Todo empezó el lunes 7 de noviembre de 2011. Fue en el bar Primi, un local indescriptible situado en el número 3 de la calle Estrella de Madrid y que desapareció hace años. Yo me estaba duchando por dentro a base de orujo blanco, un destilado que se había convertido en mi bebida predilecta por su potencia de impacto y por su precio asequible. A nadie le gustaba el orujo blanco. Entonces, un sujeto llamado Ramón Reboredo pegó la hebra conmigo, porque estaba bebiendo el mismo licor de poca demanda que yo.
El hombre llevaba encima bastante sorbo, mucho. Me contó su vida entera con la lengua reptando. Entre su parloteo, yo atiné a incrustar el lamento de que no tenía trabajo ni dinero, y sí muchas ganas de echar a andar por mi cuenta. Como él veía que yo le iba escuchando con atención, le entró el arranque de la camaradería solidaria y me dio la dirección de un piso en el barrio de Salamanca. Me dijo que era la sede de una productora de cine en la que él tenía nombre. Que fuera para allá de su parte, que estaban para rodar una comedia y que seguro que me daban curro.

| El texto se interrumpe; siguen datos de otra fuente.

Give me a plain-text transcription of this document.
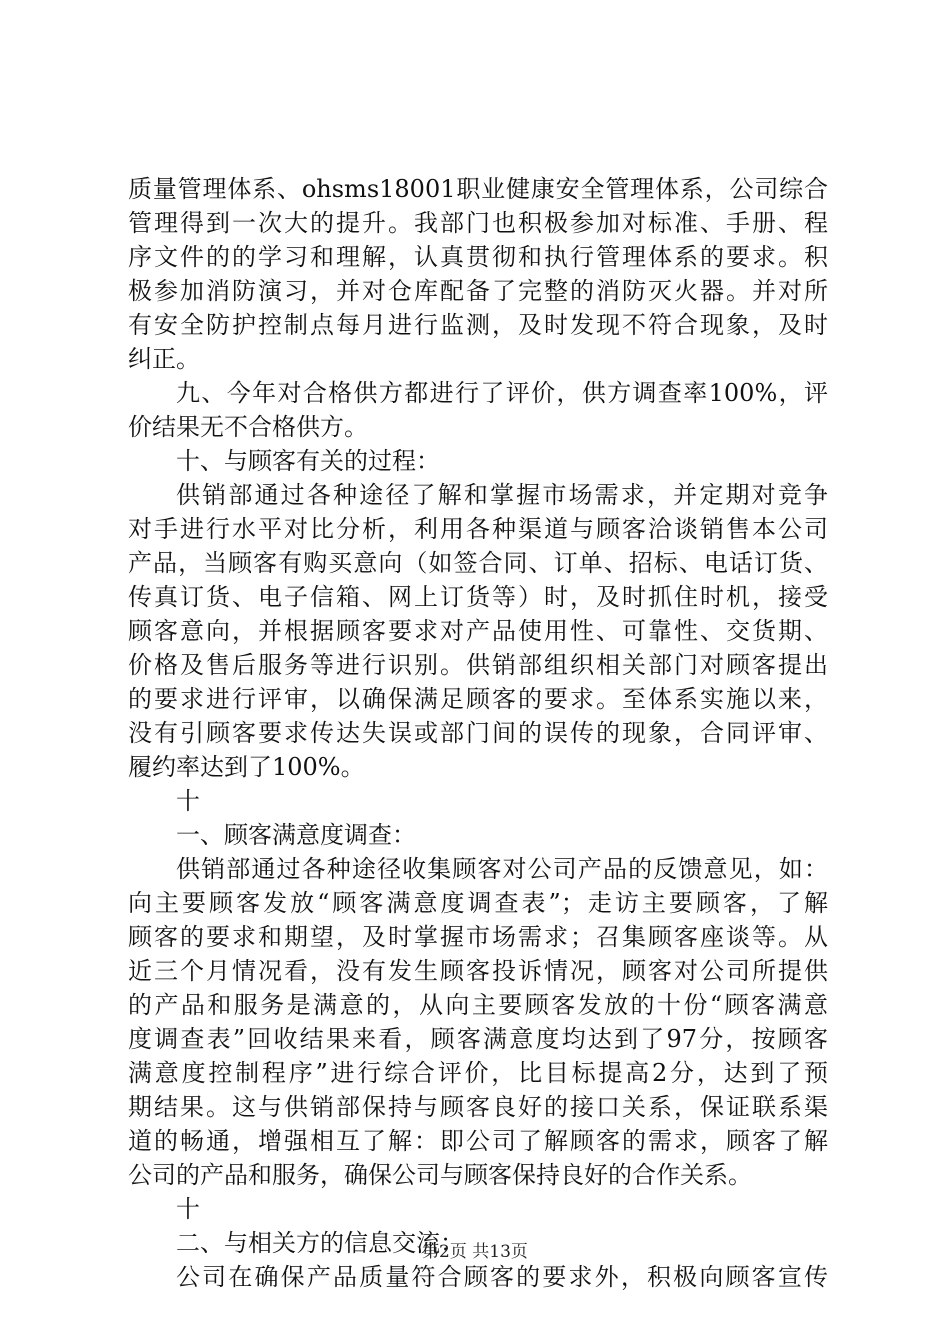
质量管理体系、ohsms18001职业健康安全管理体系，公司综合
管理得到一次大的提升。我部门也积极参加对标准、手册、程
序文件的的学习和理解，认真贯彻和执行管理体系的要求。积
极参加消防演习，并对仓库配备了完整的消防灭火器。并对所
有安全防护控制点每月进行监测，及时发现不符合现象，及时
纠正。
九、今年对合格供方都进行了评价，供方调查率100%，评
价结果无不合格供方。
十、与顾客有关的过程：
供销部通过各种途径了解和掌握市场需求，并定期对竞争
对手进行水平对比分析，利用各种渠道与顾客洽谈销售本公司
产品，当顾客有购买意向（如签合同、订单、招标、电话订货、
传真订货、电子信箱、网上订货等）时，及时抓住时机，接受
顾客意向，并根据顾客要求对产品使用性、可靠性、交货期、
价格及售后服务等进行识别。供销部组织相关部门对顾客提出
的要求进行评审，以确保满足顾客的要求。至体系实施以来，
没有引顾客要求传达失误或部门间的误传的现象，合同评审、
履约率达到了100%。
十
一、顾客满意度调查：
供销部通过各种途径收集顾客对公司产品的反馈意见，如：
向主要顾客发放“顾客满意度调查表”；走访主要顾客，了解
顾客的要求和期望，及时掌握市场需求；召集顾客座谈等。从
近三个月情况看，没有发生顾客投诉情况，顾客对公司所提供
的产品和服务是满意的，从向主要顾客发放的十份“顾客满意
度调查表”回收结果来看，顾客满意度均达到了97分，按顾客
满意度控制程序”进行综合评价，比目标提高2分，达到了预
期结果。这与供销部保持与顾客良好的接口关系，保证联系渠
道的畅通，增强相互了解：即公司了解顾客的需求，顾客了解
公司的产品和服务，确保公司与顾客保持良好的合作关系。
十
二、与相关方的信息交流：
公司在确保产品质量符合顾客的要求外，积极向顾客宣传
第2页 共13页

Una gárgola de barra, tipo Ramón, nunca aporta una ayuda plausible. Pero, sin más que hacer, me presenté en la empresa al día siguiente. Se llamaba Relatora Films. En recepción me habrían echado a bofetones, porque era seguro que lucía una cara de buscavidas muy mosqueante. Pero supe dar mil datos sobre Ramón (los de la brasa que me había metido por la noche) y debieron de pensar que era por lo menos sobrino suyo, así me conocía su vida. Contemporizaron.
Me detallaron las condiciones, que habría aceptado en cualquier caso. Me comunicaron las fechas de comienzo y fin de contrato, me hicieron la ficha y me dieron de alta. Yo sería meritorio de producción. Hice como que sabía qué era eso y me volví para casa. Estaba a dos meses y un poco de cumplir los diecinueve.